# Putting food in water?



## Nick (Aug 13, 2013)

So we have had no problems with our hedgehog (aside from him refusing to use his litter pan, and throwing the cedar wood chips everywhere) but this morning I woke up to find his water bowl full of wet soggy food. Why is he doing this? He constantly has fresh water, always has food available, and is getting the nutritional values he needs in his diet. We feed him blue wilderness chicken flavor dry cat food, and give him a couple mealworms every couple of days. Any help is greatly appreciated.


----------



## nikki (Aug 28, 2008)

He might be doing this to make the food easier to chew or for no reason at all. Try moving the dishes further apart and see if that helps. On another note, cedar is very dangerous and shouldn't be used. The oils in the cedar that make it smell so nice is very dangerous for the lungs of small animals. If you want to continue to use wood shavings you can use aspen or kiln dried pine.


----------



## sweetergrrrl (May 5, 2009)

Ahhhh Monkey D Luffy! I named a rescue hedgie I had, Namine. lol One Piece.


----------



## verucacherry (Jun 18, 2013)

how big is that kibble? Could he be doing it to softened it up and make it easier to eat if the pieces are large, or does he have any issues with his teeth?


----------



## SouthernSweet (Jul 25, 2012)

What kind of bowls do you have the food and water in?

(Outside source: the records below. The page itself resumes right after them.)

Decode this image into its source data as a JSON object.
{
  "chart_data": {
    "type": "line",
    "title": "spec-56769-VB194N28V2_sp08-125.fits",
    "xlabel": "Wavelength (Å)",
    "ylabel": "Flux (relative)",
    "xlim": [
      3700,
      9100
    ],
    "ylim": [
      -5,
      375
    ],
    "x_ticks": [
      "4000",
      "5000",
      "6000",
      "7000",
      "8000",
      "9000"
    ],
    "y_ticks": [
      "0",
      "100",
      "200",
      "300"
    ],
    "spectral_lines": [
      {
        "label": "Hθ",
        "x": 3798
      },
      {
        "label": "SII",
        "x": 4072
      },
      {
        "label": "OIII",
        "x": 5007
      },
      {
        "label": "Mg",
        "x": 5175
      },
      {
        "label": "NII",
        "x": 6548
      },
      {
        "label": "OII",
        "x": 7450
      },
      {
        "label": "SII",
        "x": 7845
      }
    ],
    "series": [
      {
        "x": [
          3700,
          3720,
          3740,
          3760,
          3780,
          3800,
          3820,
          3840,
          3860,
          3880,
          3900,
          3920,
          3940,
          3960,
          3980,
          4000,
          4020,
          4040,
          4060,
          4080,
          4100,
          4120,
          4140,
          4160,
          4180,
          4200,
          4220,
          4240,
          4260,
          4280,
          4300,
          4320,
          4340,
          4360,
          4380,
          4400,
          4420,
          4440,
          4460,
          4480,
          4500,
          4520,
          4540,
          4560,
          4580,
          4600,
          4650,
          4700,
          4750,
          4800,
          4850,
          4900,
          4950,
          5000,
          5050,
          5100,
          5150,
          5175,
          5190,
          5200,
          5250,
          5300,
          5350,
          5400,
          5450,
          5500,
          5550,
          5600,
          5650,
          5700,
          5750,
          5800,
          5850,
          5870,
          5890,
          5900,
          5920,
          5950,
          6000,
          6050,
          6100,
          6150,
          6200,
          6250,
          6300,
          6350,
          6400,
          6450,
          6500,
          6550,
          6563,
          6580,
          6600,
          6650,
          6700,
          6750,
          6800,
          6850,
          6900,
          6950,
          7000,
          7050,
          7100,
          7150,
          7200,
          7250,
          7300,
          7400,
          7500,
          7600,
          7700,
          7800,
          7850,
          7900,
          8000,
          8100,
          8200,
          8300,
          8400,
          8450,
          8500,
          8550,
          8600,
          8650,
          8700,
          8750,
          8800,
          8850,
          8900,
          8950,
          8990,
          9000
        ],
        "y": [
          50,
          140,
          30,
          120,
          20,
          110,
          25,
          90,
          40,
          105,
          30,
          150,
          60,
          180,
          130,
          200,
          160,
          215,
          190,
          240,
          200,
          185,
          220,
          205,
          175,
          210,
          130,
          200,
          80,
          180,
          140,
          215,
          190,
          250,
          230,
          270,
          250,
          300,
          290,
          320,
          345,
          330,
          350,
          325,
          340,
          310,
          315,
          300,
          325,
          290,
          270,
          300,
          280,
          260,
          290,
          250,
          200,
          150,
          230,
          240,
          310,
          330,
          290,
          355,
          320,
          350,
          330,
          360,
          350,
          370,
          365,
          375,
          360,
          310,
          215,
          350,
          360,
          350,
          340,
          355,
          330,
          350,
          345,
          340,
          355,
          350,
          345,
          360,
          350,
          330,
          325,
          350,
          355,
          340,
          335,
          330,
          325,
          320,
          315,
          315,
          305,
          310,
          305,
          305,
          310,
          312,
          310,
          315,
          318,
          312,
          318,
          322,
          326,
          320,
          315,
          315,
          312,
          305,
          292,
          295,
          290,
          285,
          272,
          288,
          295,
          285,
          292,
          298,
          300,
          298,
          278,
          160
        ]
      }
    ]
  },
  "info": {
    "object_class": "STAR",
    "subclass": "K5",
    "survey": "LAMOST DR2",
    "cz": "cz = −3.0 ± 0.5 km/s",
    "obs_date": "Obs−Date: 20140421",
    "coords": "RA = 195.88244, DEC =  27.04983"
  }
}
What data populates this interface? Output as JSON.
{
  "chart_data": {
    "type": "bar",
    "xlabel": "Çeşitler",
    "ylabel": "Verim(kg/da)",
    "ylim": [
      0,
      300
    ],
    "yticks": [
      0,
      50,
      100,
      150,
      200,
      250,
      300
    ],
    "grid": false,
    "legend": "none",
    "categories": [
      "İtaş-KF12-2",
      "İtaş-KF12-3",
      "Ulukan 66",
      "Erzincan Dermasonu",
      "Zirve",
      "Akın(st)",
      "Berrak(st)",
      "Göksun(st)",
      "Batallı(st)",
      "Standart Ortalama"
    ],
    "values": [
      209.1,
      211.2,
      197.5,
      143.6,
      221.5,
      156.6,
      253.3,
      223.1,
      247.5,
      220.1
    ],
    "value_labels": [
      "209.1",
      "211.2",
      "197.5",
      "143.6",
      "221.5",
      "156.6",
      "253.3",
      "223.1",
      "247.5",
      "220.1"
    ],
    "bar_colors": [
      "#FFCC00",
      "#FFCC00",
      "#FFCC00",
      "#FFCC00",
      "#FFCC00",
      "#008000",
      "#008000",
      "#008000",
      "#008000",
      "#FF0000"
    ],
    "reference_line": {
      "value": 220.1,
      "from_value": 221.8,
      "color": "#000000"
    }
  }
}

(I like Hagen's ergonomic ceramic bowls to prevent mixing and spilling and general messes)


----------



## Chloethehedgie7 (Jul 24, 2013)

I would try moving the food bowl away from the water. They like to do stuff like that. Lol, their funny about keeping their cage clean


----------



## Nick (Aug 13, 2013)

Thanks I will try to move the food and water bowls apart from each other, and I will change the wood chips in his litter pan. There are no problems with his teeth as far as I know, and he has had no problems chewing the food. If there are any more problems I will post again on this thread. 

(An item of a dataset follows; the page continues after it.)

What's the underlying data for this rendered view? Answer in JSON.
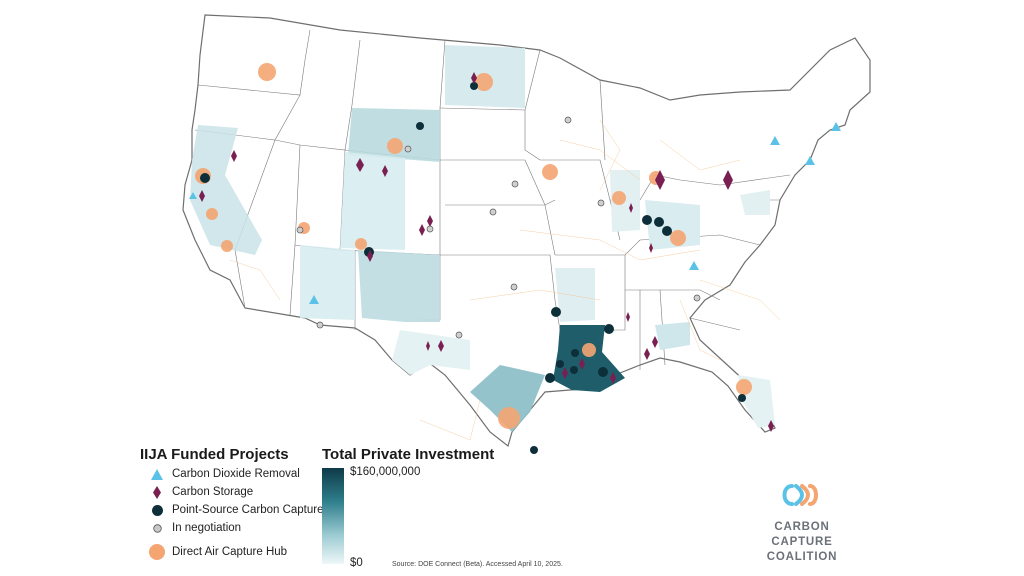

Once again, thank you all for your suggestions and advice!


----------



## Mel_W (Apr 26, 2013)

Chloethehedgie7 said:


> I would try moving the food bowl away from the water. They like to do stuff like that. Lol, their funny about keeping their cage clean


Chloethehedgie, it is difficult to read with blue highlighter against th blue background, if you like using the highlighters a purple or pink is much easier to read or you can use the normal black. Thank you


----------